Beginning this Friday, February 10, we welcome Susan Lofton as our Office coordinator! Susan is a native of Glen Ellyn, a professional singer and choir director as well as an able administrator. We are so excited to have her joining our team! Watch for a congregational worship welcome sometime soon. Judy Isaacson will be working with Susan over the end of this week and next to mentor her into this role. Pray for this time! Also, we will have a celebration for Judy later this spring to celebrate her 23 years with us! This is an exciting development.

On Sunday, February 19, following worship, we will share lunch with New Vision Covenant Church in fellowship hall. This represents another healing “coming together” in the far reaches of COVID-19. New Vision will serve us lunch, and we are going to serve them a potluck of our desserts, so please bring a dessert to share a week from Sunday, February 19. We celebrate in these healing days.

Finally, a reflection.

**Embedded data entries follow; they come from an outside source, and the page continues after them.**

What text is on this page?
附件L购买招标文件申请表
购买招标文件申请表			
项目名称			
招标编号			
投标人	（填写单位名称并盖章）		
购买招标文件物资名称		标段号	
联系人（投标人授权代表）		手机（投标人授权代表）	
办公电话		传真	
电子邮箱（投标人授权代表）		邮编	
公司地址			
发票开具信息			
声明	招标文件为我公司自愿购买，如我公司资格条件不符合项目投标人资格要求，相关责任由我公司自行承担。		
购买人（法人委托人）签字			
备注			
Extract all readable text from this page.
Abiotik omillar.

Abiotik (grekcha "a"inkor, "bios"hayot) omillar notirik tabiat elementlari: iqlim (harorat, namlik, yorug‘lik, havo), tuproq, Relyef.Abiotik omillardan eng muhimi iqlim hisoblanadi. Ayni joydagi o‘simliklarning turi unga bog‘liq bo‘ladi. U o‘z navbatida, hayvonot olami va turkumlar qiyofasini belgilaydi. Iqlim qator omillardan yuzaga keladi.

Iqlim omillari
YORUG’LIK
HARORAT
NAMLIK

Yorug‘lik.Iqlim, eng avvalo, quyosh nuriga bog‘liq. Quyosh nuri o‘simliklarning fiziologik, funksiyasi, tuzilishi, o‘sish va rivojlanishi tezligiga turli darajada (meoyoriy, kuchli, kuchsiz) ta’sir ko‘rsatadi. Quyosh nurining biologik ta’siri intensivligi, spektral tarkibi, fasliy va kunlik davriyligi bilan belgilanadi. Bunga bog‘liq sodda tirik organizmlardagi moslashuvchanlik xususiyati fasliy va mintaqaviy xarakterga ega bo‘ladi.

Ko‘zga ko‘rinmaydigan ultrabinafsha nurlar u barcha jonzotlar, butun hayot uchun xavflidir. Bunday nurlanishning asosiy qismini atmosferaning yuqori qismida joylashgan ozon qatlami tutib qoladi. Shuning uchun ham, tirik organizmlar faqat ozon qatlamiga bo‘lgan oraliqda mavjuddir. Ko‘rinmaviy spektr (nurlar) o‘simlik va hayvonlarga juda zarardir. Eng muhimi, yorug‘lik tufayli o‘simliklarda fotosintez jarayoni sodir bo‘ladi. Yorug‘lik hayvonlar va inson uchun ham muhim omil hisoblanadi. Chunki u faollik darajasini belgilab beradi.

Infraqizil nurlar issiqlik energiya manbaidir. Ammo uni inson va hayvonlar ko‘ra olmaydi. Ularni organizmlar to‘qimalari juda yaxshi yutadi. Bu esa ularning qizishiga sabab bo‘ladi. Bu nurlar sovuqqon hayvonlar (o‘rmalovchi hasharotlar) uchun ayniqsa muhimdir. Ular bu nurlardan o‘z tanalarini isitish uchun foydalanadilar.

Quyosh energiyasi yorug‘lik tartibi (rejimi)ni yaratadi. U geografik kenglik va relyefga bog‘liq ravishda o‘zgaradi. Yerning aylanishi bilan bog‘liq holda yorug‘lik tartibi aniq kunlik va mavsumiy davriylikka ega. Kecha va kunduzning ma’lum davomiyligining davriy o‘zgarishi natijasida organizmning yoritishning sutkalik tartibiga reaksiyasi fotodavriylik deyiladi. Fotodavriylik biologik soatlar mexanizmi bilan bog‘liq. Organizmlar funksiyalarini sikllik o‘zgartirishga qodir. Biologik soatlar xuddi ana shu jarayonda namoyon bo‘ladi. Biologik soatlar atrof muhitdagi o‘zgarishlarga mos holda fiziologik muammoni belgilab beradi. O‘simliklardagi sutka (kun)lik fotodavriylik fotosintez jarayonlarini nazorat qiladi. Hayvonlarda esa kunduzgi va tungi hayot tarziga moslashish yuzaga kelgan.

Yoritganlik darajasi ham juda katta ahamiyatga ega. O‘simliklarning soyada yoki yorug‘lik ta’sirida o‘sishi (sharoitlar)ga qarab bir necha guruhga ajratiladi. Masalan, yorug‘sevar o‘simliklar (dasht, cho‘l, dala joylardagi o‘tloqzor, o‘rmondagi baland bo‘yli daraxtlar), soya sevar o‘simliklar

It was a year ago at our annual meeting that we came together to discern future plans and directions. Since that time we have faced many challenges, but we have been blessed with daily strength from the Spirit of God to move ahead together, still unified as a local body of Christ. We have lost some friends, and we carry sorrows of different sorts, but we are renewing our strength in life rhythms and the Good News of all who might belong.

Last week at the conclusion of the winter retreat I saw the picture of that strong gathered band of our church family together at camp, and my heart soared with hope. We have much to be thankful for!